Researchers used face-to-face interviews and looked at data from 2001-2013 to conclude that states with medical marijuana legislation are home to more cannabis use, and thusly, more cannabis addicts. 

“If you increase the prevalence of users, you are going to increase the prevalence of people who have adverse consequences,” the study’s lead author Deborah Hasin, a professor of epidemiology at Columbia University’s Mailman School of Public Health said.

For cannabis advocates though, the study isn’t as convincing as Hasin and her colleagues might hope.

“This researcher seems to be intent on showing some increase in marijuana use disorders, and yet every other researcher has come up with the exact opposite conclusion,” Mason Tvert of the pro-legalization Marijuana Policy Project, told USA Today. “This research is contradicted by years of data and every other study that’s been done on this subject.”

With so much new information about cannabis flooding our news feeds, it’s hard to know who to believe and what to trust, but as with any research, it’s always a good idea to see where the funding comes from.

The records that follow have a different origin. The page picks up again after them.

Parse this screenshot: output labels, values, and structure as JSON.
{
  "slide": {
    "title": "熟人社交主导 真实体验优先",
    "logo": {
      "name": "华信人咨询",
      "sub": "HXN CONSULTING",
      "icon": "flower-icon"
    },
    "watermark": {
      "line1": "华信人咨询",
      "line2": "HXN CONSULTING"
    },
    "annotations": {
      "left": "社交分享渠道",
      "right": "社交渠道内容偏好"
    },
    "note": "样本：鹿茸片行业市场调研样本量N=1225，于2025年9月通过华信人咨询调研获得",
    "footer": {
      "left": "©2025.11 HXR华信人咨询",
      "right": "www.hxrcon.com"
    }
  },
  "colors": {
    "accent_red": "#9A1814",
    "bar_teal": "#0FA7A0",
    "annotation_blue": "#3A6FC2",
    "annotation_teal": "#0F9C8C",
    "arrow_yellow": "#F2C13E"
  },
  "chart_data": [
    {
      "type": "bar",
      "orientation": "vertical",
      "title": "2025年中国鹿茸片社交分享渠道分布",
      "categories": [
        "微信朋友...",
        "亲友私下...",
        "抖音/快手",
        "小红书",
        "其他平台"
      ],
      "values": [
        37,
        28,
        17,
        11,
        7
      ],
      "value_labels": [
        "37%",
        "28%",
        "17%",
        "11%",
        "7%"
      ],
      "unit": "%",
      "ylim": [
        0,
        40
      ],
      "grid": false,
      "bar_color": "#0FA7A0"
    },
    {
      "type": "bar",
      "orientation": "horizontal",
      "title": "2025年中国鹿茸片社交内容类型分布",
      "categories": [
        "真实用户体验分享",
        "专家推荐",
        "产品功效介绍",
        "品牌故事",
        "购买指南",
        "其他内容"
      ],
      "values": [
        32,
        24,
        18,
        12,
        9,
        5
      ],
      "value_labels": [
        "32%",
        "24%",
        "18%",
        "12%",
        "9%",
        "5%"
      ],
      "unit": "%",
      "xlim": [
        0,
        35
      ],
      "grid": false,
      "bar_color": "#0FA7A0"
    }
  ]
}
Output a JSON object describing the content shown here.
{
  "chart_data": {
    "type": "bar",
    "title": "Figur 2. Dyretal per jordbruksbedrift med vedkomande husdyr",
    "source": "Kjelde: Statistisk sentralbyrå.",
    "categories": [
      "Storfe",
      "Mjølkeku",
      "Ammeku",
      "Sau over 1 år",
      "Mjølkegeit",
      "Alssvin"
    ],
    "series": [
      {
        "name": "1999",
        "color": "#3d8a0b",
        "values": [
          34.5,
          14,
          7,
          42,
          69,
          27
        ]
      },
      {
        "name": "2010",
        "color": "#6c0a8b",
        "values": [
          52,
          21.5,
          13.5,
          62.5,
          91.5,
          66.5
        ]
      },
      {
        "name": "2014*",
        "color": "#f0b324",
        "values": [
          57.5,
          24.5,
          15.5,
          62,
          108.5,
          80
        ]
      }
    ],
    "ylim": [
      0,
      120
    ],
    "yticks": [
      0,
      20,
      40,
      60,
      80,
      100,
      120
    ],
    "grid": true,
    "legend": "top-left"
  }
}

In this instance, Hasin’s study was backed by the National Institute on Drug Abuse and the National Institute on Alcohol Abuse and Alcoholism, groups funded by our prohibition-happy federal government.

Because people in America, and particularly states with some form of cannabis legalization, may have more relaxed views about cannabis than they did during the days of total prohibition, it’s possible that the study shows a higher level of comfort admitting to use, instead of the assumed increase in use. 

Hasin, on the other hand, stands behind her conclusion, and told reporters that the study should prompt legislators to reconsider their opinions on cannabis legalization, with an eye towards potential detrimental effects.

As the research and study of cannabis becomes more open and prevalent, it’s important to look deeper than the surface level to determine the true motives, and accuracy, of those trying to influence popular opinion.